# Jenji Kohan's 'Orange Is The New Black' Is Ready To Be Streamed This Weekend On Netflix



## keithlock (Feb 5, 2013)

_Weeds_ creator, Jenji Kohan, has put out a new series that people are apparently loving. It is a 'prison dramedy' called _Orange Is The New Black_, produced by Lionsgate Television. It's now available (since Thursday), in its entirety (all 13 eopisodes) on Netflix. I decided to restart my Netflix subscription just to binge on the series this weekend.








This is a drama specific to Netflix, bought and paid for by the company. It is exclusive to this streaming company and you can get access to all episodes for free if you don't already have an account. You can get a free trial, and plenty of time to watch the full series. If you already have an account, and it is just paused like mine was, you get exclusive access after you pay your 8 bucks. Just last month, Netflix renewed the series for a second season.

The show is based on the memoir of Piper Kerman, and more specifically, a year that she spent in a women's federal prison. The main character in the show is Piper Chapman, who pleads guilty for posession of drug money, tied to international drug smuggler Alex Vause. She was sentenced to serve 15 months in the prison.

*Orange Is The New Black Cast*

Main stars in the dramedy are Taylor Schilling who plays Piper amd her fiance Jason Biggs (who plays Larry Bloom). Laura Prepon (from That 70's Show) plays the role of Alex, who is the drug dealing ex-girlfriend to Piper.

Other cast members include: Kate Mulgrew, Danielle Brooks, Michael Harney, Michelle Hurst, Maria Dizzia, Natasha Lyonne, Pablo Schreiber, and Lea DeLaria.

The main title theme song for the series is "You've Got Time" and was recorded by Regina Spektor.

'Liking' Orange Is The New Black on Facebook grants you access to sneak previews and other clips.

Currently there is a 4 out 5 star rating on Netflix for the series from 5,453 votes cast. More that 180 reviews are present, most are positive. The negative aspects of most of the comments are complaints asking for the next season.
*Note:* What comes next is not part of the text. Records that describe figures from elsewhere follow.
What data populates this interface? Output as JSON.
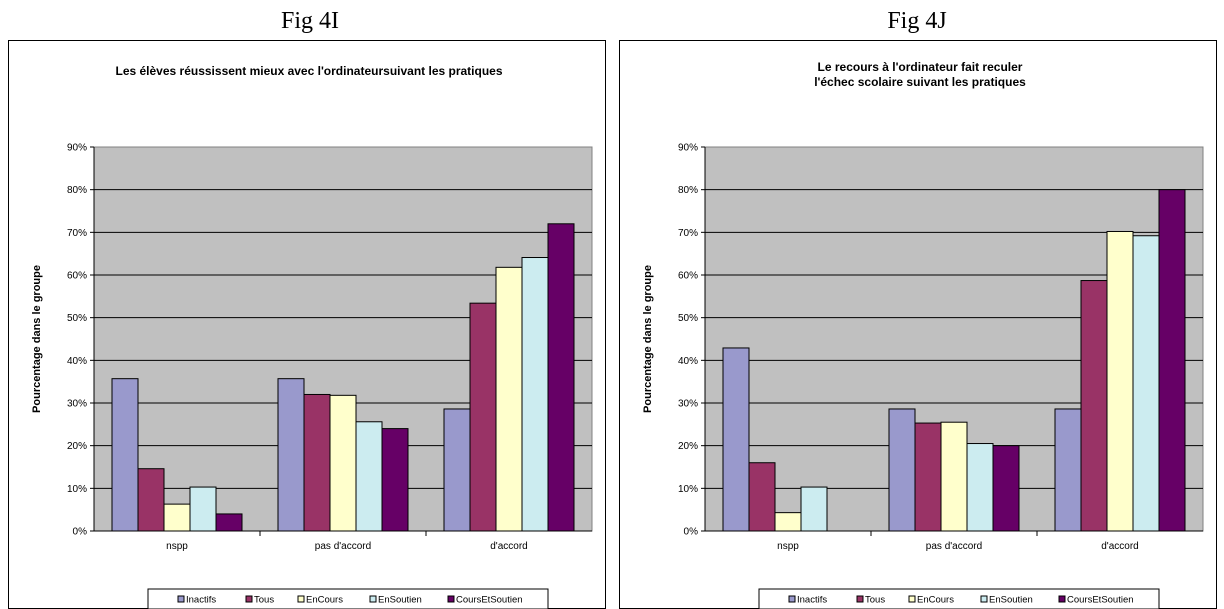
{
  "figures": [
    {
      "label": "Fig 4I"
    },
    {
      "label": "Fig 4J"
    }
  ],
  "chart_data": [
    {
      "type": "bar",
      "title": [
        "Les élèves réussissent mieux avec l'ordinateursuivant les pratiques"
      ],
      "ylabel": "Pourcentage dans le groupe",
      "xlabel": "",
      "categories": [
        "nspp",
        "pas d'accord",
        "d'accord"
      ],
      "yticks": [
        "0%",
        "10%",
        "20%",
        "30%",
        "40%",
        "50%",
        "60%",
        "70%",
        "80%",
        "90%"
      ],
      "ylim": [
        0,
        90
      ],
      "grid": true,
      "legend_position": "bottom",
      "series": [
        {
          "name": "Inactifs",
          "color": "#9999cc",
          "values": [
            35.7,
            35.7,
            28.6
          ]
        },
        {
          "name": "Tous",
          "color": "#993366",
          "values": [
            14.6,
            32.0,
            53.4
          ]
        },
        {
          "name": "EnCours",
          "color": "#ffffcc",
          "values": [
            6.3,
            31.8,
            61.8
          ]
        },
        {
          "name": "EnSoutien",
          "color": "#ccecf0",
          "values": [
            10.3,
            25.6,
            64.1
          ]
        },
        {
          "name": "CoursEtSoutien",
          "color": "#660066",
          "values": [
            4.0,
            24.0,
            72.0
          ]
        }
      ]
    },
    {
      "type": "bar",
      "title": [
        "Le recours à l'ordinateur fait reculer",
        "l'échec scolaire suivant les pratiques"
      ],
      "ylabel": "Pourcentage dans le groupe",
      "xlabel": "",
      "categories": [
        "nspp",
        "pas d'accord",
        "d'accord"
      ],
      "yticks": [
        "0%",
        "10%",
        "20%",
        "30%",
        "40%",
        "50%",
        "60%",
        "70%",
        "80%",
        "90%"
      ],
      "ylim": [
        0,
        90
      ],
      "grid": true,
      "legend_position": "bottom",
      "series": [
        {
          "name": "Inactifs",
          "color": "#9999cc",
          "values": [
            42.9,
            28.6,
            28.6
          ]
        },
        {
          "name": "Tous",
          "color": "#993366",
          "values": [
            16.0,
            25.3,
            58.7
          ]
        },
        {
          "name": "EnCours",
          "color": "#ffffcc",
          "values": [
            4.3,
            25.5,
            70.2
          ]
        },
        {
          "name": "EnSoutien",
          "color": "#ccecf0",
          "values": [
            10.3,
            20.5,
            69.2
          ]
        },
        {
          "name": "CoursEtSoutien",
          "color": "#660066",
          "values": [
            0,
            20.0,
            80.0
          ]
        }
      ]
    }
  ]
}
Warning: Orange Is The Black is NOT a family show by HTS standards


----------



## fschris (Oct 31, 2009)

I will have to check this out.... Netflix has been putting out some awesome stuff. Cant wait for House of cards Season 2.


----------



## bambambam (Jul 22, 2013)

I just finished this series 
Its actually pretty good


----------



## bambambam (Jul 22, 2013)

House of Cards was phenomenal 
Cant wait for the new season!


----------



## Infrasonic (Sep 28, 2010)

I'm about 9 episodes in and I'm enjoying it :T


----------



## mechman (Feb 8, 2007)

I thought that this series was hilarious! I'm looking forward to next season. :T


----------



## fschris (Oct 31, 2009)

I think Netflix is going to revolutionize the way people watch TV.... I hope they can hang in there. I am sure this is not a cheap endeavor.


----------